Dave Chappelle is hosting Saturday Night Live this week. This is not a usual Saturday night, though; it’s the first weekend after the 2020 US elections. It feels like a weird flashback to November 2016: the anxiety of not knowing who’s going to win, the long wait, and Dave Chappelle hosting SNL.
Yes, because Chappelle debuted on the comedy show on the first weekend after the 2016 elections, when polls were projecting Hillary Clinton as the winner until the very last minute, the cast were getting ready to prepare a show about the first female president – but as we know, it didn’t go as planned.
There couldn’t be a more perfect moment than the weekend after the 2016 elections for Dave Chappelle to make his SNL debut. He’s a very outspoken comedian who’s not new to daring statements, and his Emmy-winning opening monologue on the live comedy show is further proof of this.
“You know, I didn’t know that Donald Trump was going to win the election. I did suspect it”, said Chappelle, “It seemed like Hillary was doing well in the polls and yet — I know the whites. You guys aren’t as full of surprises as you used to be.” Finishing up, he noted “I’m wishing Donald Trump luck, and I’m going to give him a chance, and we, the historically disenfranchised, demand that he give us one too.’
After these incredible statements that moved a whole nation, it was an obvious choice for SNL producers to call Mr. Chappelle back to Studio 8H on 7th November 2020. Especially as it seems like history is about to repeat itself this year; the country divided in half and the results incredibly close in many US states. Even though it looks like Joe Biden is managing to secure the presidency, it’s not an easy job for Democrats and Republicans alike this year, and it’s still too close to call.
But what does this mean for the iconic Saturday night sketch comedy in the 2020 post-election show? Going back to 2016, political satire was certainly popular, but not nearly as interesting as it’s been in the past four years. Yet for most of these years, it felt like there wasn’t the need to use satire at all; most of the things said, or tweeted, by the 45th President of the United States sounded like something straight out of a satirical TV series, and what’s currently happening during these elections is no different.
Take, for example, what’s happening outside the election centres during the counting. Trump supporters gathered outside the buildings where the ballots are being counted chanting ‘Count the votes!’ in counties where Trump is winning, and ‘Stop the count!’ in places where Biden is ahead.
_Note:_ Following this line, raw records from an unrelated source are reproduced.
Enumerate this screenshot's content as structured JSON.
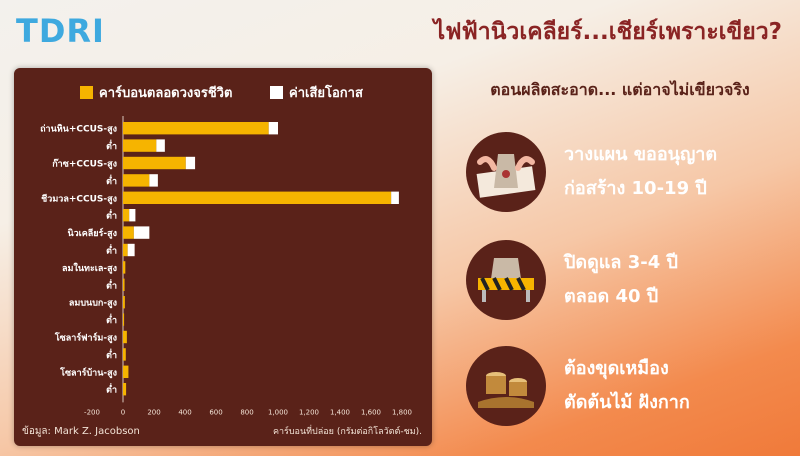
{
  "header": {
    "logo": "TDRI",
    "title": "ไฟฟ้านิวเคลียร์...เชียร์เพราะเขียว?"
  },
  "subtitle": "ตอนผลิตสะอาด... แต่อาจไม่เขียวจริง",
  "info_items": [
    {
      "line1": "วางแผน ขออนุญาต",
      "line2": "ก่อสร้าง 10-19 ปี",
      "icon": "construction-icon"
    },
    {
      "line1": "ปิดดูแล 3-4 ปี",
      "line2": "ตลอด 40 ปี",
      "icon": "decommission-barrier-icon"
    },
    {
      "line1": "ต้องขุดเหมือง",
      "line2": "ตัดต้นไม้ ฝังกาก",
      "icon": "tree-stump-icon"
    }
  ],
  "footer": {
    "source": "ข้อมูล: Mark Z. Jacobson",
    "unit": "คาร์บอนที่ปล่อย (กรัมต่อกิโลวัตต์-ชม)."
  },
  "colors": {
    "lifecycle": "#f6b400",
    "opportunity": "#ffffff",
    "panel": "#5a2219",
    "title": "#8a2424"
  },
  "chart_data": {
    "type": "bar",
    "orientation": "horizontal",
    "stacked": true,
    "categories": [
      "ถ่านหิน+CCUS-สูง",
      "ต่ำ",
      "ก๊าซ+CCUS-สูง",
      "ต่ำ",
      "ชีวมวล+CCUS-สูง",
      "ต่ำ",
      "นิวเคลียร์-สูง",
      "ต่ำ",
      "ลมในทะเล-สูง",
      "ต่ำ",
      "ลมบนบก-สูง",
      "ต่ำ",
      "โซลาร์ฟาร์ม-สูง",
      "ต่ำ",
      "โซลาร์บ้าน-สูง",
      "ต่ำ"
    ],
    "series": [
      {
        "name": "คาร์บอนตลอดวงจรชีวิต",
        "values": [
          940,
          215,
          405,
          170,
          1730,
          40,
          70,
          30,
          15,
          10,
          12,
          7,
          25,
          18,
          35,
          20
        ]
      },
      {
        "name": "ค่าเสียโอกาส",
        "values": [
          60,
          55,
          60,
          55,
          50,
          40,
          100,
          45,
          0,
          0,
          0,
          0,
          0,
          0,
          0,
          0
        ]
      }
    ],
    "xlim": [
      -200,
      1800
    ],
    "xticks": [
      "-200",
      "0",
      "200",
      "400",
      "600",
      "800",
      "1,000",
      "1,200",
      "1,400",
      "1,600",
      "1,800"
    ],
    "xlabel": "คาร์บอนที่ปล่อย (กรัมต่อกิโลวัตต์-ชม).",
    "legend": "top"
  }
}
If this sounds like something out of a TV show, it’s because it is.
Alexis Wilkinson (@OhGodItsAlexis), writer of the popular and multi-awarded HBO political show Veep, retweeted a video of President Trump supporters saying, “we wrote this on @VeepHBO…and they just…tweeted it out…”
Over the past four years, it’s been difficult to discern between reality and political satire, and SNL did a great job at it, especially during the first few years. But at this point, enough is enough. At first, it was funny to make fun of a President who had no clue of what he was doing, but four years on, it’s easy to see how things got out of hand and along with many social and economic issues brought on by this government, comedy was affected too.
From funny and entertaining, SNL political sketches got boring, being a kind of a literal repetition of reality, making it sad and unbearable to watch. Alec Baldwin’s impression of Trump is still spot on but got weaker with time.
If Biden becomes the new President of the United States, he will also bring a new breath of fresh air to comedy, including Saturday Night Live. I’m not saying Biden is the perfect man to be President, but with someone who has political experience and decent moral values, it’s going to be easier and entertaining to watch political satire again, without the anxiety of reality looming behind our backs.
Also, it would be great to see Alec Baldwin handing the show over to Jim Carey and Maya Rudolph, who who routinely provide incredible impressions of Joe Biden and Kamala Harris (Harris would also be the first woman and first person of colour to be Vice President in the White House – better late than never, I guess…).
Four years ago, Dave Chappelle predicted what was going to happen during Trump’s presidency, and even though it’s still too close to call, let’s hope history doesn’t repeat itself. I just have one thing left to say: let’s make political satire great again.